To save money and to incur less debt as a college student, collegians and their families should also follow these tips:
– Parents of students should read the fine print on all student loan documents to determine the deferment provisions. For instance, many loans can be forgiven in part or entirely if certain careers are pursued upon graduation. However, according to Jane Dessoye, executive director of Enrollment Management at Misericordia University, you must make sure that you are aware of the provisions of forgiveness.
– Many students build up significant debt to cover tuition as well as credit card and related debt. They live like they have a good-paying, full-time job when they are a student and then, ironically, they are then forced to live like a student when they get their first job. There’s plenty of time to spend money after graduation; wait until then.

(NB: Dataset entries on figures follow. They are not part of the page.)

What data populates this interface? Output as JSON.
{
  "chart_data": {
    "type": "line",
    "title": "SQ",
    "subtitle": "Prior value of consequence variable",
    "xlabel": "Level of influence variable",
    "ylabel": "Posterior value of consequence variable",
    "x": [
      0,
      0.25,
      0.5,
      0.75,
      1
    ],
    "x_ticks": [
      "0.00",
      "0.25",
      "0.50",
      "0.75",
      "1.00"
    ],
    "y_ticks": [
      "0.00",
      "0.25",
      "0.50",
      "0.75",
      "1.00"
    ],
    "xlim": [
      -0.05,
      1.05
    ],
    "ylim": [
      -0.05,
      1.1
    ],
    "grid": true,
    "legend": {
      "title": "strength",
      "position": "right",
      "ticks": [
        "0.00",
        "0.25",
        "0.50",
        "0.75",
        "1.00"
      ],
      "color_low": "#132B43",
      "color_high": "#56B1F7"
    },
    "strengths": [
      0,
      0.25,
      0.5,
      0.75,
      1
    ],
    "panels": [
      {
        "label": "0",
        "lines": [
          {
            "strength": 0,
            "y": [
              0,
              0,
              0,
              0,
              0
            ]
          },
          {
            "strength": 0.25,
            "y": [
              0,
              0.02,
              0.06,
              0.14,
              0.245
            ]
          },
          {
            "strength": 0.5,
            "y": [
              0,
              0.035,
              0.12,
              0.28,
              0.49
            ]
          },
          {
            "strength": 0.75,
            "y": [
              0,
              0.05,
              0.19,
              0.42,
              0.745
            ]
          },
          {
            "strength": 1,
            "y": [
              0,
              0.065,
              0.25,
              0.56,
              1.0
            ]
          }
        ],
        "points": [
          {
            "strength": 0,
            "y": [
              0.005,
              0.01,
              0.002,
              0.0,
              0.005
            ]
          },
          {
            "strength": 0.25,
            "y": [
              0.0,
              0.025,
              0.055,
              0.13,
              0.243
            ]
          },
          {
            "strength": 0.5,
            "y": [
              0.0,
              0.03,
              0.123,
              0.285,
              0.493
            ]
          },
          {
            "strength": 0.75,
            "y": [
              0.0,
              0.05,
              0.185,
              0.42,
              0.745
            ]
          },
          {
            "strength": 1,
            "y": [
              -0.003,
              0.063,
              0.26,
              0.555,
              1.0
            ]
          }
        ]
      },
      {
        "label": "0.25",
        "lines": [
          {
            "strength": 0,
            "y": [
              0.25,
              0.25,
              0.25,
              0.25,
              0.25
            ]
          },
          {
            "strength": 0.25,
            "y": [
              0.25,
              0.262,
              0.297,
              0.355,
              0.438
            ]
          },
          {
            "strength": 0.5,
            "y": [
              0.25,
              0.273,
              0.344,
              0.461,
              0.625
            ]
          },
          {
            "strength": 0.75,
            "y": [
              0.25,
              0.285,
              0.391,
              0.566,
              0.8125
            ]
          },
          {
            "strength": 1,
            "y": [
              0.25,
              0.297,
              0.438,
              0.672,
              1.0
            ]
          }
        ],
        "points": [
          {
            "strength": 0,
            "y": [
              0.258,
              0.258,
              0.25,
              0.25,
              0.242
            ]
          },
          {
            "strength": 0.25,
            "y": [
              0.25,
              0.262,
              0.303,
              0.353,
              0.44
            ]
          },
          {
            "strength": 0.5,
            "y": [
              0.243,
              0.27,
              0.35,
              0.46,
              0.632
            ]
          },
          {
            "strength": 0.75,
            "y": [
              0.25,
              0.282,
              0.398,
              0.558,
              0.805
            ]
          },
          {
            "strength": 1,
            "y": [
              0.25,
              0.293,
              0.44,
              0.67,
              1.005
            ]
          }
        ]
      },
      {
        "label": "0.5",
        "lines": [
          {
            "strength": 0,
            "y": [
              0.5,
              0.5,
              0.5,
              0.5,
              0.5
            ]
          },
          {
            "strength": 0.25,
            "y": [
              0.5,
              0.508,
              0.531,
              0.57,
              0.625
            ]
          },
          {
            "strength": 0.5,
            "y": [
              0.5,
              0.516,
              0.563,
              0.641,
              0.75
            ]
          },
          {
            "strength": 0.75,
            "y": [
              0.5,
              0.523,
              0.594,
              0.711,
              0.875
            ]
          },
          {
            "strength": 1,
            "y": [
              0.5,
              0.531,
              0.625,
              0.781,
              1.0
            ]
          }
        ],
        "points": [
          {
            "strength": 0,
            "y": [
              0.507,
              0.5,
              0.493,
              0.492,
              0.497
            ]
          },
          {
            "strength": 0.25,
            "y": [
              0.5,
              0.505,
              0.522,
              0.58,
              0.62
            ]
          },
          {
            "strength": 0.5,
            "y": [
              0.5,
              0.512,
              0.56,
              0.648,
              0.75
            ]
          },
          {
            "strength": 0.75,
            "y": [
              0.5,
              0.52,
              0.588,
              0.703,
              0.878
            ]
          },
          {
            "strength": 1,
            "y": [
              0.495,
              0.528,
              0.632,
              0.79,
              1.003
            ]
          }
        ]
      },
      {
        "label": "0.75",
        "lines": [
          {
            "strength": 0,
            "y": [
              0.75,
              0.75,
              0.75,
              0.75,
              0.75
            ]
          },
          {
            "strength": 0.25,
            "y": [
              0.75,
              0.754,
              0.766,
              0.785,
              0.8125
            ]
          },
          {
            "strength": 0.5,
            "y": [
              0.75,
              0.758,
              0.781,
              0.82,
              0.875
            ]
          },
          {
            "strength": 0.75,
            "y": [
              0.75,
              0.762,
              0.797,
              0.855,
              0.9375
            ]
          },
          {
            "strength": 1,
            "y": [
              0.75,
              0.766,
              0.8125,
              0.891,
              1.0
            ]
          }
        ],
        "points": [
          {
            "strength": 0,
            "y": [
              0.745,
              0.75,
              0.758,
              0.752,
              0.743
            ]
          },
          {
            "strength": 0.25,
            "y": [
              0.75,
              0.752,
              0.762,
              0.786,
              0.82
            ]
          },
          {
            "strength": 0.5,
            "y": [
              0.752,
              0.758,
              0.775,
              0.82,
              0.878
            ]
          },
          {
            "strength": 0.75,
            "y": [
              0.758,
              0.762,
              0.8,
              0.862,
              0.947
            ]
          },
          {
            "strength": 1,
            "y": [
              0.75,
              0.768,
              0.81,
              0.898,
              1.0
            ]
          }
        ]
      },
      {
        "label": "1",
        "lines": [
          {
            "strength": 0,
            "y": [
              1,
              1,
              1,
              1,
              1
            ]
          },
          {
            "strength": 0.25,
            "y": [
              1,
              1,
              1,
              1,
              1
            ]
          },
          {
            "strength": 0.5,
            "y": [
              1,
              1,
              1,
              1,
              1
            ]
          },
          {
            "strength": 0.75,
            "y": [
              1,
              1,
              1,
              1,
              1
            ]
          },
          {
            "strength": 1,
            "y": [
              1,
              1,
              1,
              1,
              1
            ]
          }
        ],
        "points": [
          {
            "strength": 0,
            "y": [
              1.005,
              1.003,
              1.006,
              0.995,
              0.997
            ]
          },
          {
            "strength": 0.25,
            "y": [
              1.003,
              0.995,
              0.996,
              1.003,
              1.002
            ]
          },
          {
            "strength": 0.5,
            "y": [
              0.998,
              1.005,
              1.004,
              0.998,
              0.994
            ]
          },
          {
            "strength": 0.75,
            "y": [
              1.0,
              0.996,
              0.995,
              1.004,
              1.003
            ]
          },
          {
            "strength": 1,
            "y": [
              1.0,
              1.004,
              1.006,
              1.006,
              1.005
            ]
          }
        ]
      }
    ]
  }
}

– Don’t borrow too much. Be prudent. Consider part-time work either on- or off-campus. It is interesting that students who work part-time actually do better academically than students who do not work at all. A good student manages his or her time well and can work part-time and go to school. Parenthetically, time management is one of the best life skills anyone can build while in college.
– Try to pay off some of the debt while you are in still in school. Many students set aside a portion of their part-time job income to pay down debt. It is difficult to give up a spring break trip, but doing so and using those funds to pay down debt and using the time to work while others are in Florida will help considerably. The earlier you begin to pay down the debt the less the compound interest you will incur.
– Graduate on time. Believe it or not, the statistics on on-time graduation provided by the federal government for a four-year college degree actually measures degree completion in six years. Large state institutions, oftentimes, fill the classes students need for graduation early. Lack of advising and other services to students at these institutions make for a longer college experience. While it may cost more each year to attend a private school, the cost of an additional one or two years in a state school, coupled with the salary forgone by entering the labor force, sometimes makes private schools less expensive in the long run.
– Don’t change majors. Think carefully about a major before making a decision. Don’t start taking courses in a specific major as a freshman or first-semester sophomore. Rather, finish your core requirements and/or general education requirements first. These courses transfer much easier if you choose to do so, and you won’t waste semesters or years if you change majors or schools down the road.
– Don’t change schools. Transferring usually adds at least a semester, if not a year, to your college time. And don’t necessarily be swayed by the idea of going to a community college to save money for two years and then transferring. Unless that community college has a close, long-lived cooperative articulation agreement with the four-year institution to which you intend to transfer, you may lose a large number of credits and stay in school much longer, thereby spending more on your college education in the long run.
Above all, remember that a college education, if thoughtfully undertaken, is worth the investment. The annual average earnings gap between college graduates with bachelor’s degrees and their peers who have high school diplomas stands at $22,000. As it stands today, the average debt owed by a student upon graduation from college is about $19,500. In other words, the additional income you will earn in one year by having a college degree can pay almost all of the debt you incurred to obtain that education. College is indeed one of the best investments you can make.
Michael A. MacDowell is president of Misericordia University in Dallas, Pa., where he occasionally teaches economics.